The information FINRA makes available through BrokerCheck is derived from its Central Registration Depository (CRD®), a central licensing and registration system for the U.S. securities industry. The CRD system contains qualification, employment and disciplinary records of brokers and firms and FINRA makes a significant portion of this information available to the public through BrokerCheck.8 The type and amount of CRD information FINRA releases to the public, is governed by its BrokerCheck Disclosure Rule and instructions from the SEC. FINRA has revised this rule several times in the last decade to expand the scope of information available on BrokerCheck.9 Nonetheless, BrokerCheck does not include certain CRD information about brokers, such as some financial events and performance on qualification examinations.

Given that BrokerCheck is considered to be the most comprehensive source of information available to investors about brokers’ professional histories, it is important to examine the value of BrokerCheck information to investors and to assess whether BrokerCheck would be enhanced by the inclusion of additional non-public information.10 This paper is in part motivated by public comments that have questioned the value of information available to investors through BrokerCheck.

In this paper, we examine the following research questions: Do investors have access to valuable information about brokers through BrokerCheck today?
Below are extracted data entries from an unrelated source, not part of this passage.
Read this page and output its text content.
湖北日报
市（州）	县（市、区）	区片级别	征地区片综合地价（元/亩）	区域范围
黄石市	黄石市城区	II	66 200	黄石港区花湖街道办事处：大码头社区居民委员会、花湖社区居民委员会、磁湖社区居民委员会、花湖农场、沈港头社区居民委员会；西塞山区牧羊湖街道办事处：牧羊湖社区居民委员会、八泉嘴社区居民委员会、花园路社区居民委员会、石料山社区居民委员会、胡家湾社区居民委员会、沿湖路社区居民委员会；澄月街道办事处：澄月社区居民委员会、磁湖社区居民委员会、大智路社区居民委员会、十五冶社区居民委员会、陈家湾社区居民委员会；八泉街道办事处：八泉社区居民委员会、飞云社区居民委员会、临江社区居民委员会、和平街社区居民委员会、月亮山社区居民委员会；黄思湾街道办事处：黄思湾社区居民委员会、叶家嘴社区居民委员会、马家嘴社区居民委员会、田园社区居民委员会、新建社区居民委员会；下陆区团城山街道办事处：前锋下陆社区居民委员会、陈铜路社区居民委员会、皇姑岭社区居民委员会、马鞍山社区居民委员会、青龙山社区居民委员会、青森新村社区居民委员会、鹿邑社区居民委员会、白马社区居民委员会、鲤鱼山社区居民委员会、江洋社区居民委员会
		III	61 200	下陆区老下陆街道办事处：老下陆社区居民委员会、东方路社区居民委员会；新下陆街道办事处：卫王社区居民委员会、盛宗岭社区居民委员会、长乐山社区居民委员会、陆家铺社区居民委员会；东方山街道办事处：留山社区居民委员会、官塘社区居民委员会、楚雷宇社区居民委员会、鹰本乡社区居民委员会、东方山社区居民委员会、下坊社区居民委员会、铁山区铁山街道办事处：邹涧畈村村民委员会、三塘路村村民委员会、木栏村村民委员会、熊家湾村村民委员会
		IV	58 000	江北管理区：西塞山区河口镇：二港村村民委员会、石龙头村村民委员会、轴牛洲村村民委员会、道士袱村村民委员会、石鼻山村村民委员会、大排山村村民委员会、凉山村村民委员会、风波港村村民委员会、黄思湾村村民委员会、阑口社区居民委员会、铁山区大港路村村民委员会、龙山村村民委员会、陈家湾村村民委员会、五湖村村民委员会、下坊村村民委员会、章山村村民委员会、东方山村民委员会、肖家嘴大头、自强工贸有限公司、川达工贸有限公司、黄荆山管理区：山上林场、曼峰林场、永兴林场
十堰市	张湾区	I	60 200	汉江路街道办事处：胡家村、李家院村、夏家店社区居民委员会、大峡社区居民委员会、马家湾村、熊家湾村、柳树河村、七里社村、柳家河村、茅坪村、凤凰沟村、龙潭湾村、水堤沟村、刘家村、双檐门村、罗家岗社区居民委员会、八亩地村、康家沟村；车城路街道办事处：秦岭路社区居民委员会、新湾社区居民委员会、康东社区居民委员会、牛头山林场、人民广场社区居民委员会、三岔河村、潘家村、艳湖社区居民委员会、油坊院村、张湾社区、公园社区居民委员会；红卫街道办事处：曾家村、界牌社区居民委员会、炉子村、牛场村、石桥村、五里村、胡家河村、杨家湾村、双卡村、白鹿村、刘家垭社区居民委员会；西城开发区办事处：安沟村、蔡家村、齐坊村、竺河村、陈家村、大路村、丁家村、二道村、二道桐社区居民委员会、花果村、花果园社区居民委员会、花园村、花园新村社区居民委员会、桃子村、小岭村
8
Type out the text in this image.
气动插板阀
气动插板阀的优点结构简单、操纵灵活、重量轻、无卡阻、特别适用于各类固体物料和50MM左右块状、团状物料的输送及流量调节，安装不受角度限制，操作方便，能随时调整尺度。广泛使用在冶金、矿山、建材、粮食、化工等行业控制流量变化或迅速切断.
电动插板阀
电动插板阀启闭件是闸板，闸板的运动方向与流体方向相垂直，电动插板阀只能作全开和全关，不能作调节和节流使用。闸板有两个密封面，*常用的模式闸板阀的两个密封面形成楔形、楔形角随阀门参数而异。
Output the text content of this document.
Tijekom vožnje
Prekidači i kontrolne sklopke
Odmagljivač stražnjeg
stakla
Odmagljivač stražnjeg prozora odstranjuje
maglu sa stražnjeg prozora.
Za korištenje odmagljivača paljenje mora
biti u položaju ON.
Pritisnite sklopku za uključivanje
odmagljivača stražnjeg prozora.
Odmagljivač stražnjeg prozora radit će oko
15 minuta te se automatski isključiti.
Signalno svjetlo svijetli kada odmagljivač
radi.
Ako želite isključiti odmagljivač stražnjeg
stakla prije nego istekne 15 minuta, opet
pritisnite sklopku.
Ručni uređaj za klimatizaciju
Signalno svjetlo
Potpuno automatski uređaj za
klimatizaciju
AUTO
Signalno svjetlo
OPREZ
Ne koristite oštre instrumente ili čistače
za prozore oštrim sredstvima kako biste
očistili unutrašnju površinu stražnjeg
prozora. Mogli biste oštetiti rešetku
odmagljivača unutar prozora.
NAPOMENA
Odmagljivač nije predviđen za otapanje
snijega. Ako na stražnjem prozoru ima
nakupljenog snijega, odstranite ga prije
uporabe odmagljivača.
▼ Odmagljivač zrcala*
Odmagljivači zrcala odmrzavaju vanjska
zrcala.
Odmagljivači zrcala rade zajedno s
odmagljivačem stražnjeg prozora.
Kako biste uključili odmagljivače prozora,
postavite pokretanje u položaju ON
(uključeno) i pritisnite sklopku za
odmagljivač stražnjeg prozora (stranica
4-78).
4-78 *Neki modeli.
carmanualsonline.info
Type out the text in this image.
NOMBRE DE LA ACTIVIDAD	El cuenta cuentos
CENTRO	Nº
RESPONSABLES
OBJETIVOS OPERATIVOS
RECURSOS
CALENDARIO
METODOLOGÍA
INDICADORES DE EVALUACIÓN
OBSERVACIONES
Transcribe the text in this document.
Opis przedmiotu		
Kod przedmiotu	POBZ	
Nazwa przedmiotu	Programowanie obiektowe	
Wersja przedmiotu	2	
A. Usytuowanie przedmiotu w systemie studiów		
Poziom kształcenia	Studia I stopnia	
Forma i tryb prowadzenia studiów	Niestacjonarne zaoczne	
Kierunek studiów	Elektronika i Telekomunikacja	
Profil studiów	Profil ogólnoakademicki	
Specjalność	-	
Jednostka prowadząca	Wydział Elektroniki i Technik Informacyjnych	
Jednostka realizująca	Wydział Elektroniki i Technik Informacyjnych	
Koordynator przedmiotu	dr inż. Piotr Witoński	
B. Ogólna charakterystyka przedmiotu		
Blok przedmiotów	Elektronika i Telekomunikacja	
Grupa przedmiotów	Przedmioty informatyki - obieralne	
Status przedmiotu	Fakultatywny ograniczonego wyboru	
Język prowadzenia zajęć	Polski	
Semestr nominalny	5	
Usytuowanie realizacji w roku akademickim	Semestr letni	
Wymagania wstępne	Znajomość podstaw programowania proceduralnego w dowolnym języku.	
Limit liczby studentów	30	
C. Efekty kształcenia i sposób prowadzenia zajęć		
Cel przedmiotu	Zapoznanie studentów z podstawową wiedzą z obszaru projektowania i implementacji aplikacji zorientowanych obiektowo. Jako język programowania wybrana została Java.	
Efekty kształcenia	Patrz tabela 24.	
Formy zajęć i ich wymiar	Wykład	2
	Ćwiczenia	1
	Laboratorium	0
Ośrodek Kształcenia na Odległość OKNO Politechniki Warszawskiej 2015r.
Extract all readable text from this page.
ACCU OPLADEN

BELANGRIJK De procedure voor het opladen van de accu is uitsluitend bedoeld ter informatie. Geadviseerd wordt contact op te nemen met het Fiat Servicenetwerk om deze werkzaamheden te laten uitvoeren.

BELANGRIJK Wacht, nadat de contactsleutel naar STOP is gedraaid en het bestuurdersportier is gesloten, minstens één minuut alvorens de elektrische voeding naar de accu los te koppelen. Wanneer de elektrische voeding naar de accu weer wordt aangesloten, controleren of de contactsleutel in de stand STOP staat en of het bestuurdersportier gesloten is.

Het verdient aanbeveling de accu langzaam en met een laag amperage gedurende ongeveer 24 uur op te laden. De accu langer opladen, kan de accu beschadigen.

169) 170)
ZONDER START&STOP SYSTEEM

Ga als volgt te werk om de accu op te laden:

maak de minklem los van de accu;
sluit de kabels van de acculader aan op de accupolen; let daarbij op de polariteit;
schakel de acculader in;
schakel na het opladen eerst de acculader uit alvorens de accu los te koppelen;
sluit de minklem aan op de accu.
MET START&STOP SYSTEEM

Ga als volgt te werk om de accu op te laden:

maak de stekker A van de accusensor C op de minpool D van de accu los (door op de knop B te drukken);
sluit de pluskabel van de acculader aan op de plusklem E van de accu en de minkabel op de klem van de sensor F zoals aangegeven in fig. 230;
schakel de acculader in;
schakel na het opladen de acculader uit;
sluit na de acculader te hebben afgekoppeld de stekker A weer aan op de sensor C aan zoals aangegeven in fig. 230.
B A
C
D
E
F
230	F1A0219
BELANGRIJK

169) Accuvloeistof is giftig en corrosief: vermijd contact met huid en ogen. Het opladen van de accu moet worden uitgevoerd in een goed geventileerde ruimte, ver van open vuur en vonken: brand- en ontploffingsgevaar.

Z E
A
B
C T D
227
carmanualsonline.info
Would expanding the information provided by BrokerCheck to include other non-public information required to be filed in CRD enhance the value of BrokerCheck to investors?

To address these questions, we construct an annual panel of information from 2000 to 2013 about brokers who likely have direct dealings with the public. The panel includes 181,133 such brokers who registered with FINRA in 2000 or later and tracks their information since their first registration. The panel includes data publicly released on BrokerCheck as well as other non-public CRD data. To our knowledge, the data used in this paper represents the most comprehensive dataset on brokers used in an academic study, and allows us to contribute to the economically important but not well-studied literature on the brokerage industry.

To assess the value of information available to investors through BrokerCheck, we examine the predictability of investor harm associated with brokers based on BrokerCheck information. We measure investor harm using complaints filed by customers against their brokers and their subsequent outcomes. Since some customer complaints may lack merit or suitable evidence of investor harm, we only count complaints that led to awards against brokers or settled above a de minimis threshold. This allows us to focus our analysis on outcomes that are likely associated with material investor harm. Less than 1.5% of the brokers in our sample meet this definition of being associated with investor harm in the fourteen-year panel. In this context, harm does not imply malfeasance on the part of the broker. Instead it only suggests that a third party (regulator, arbitrator or the firm) considered the claim to be worthy of remuneration.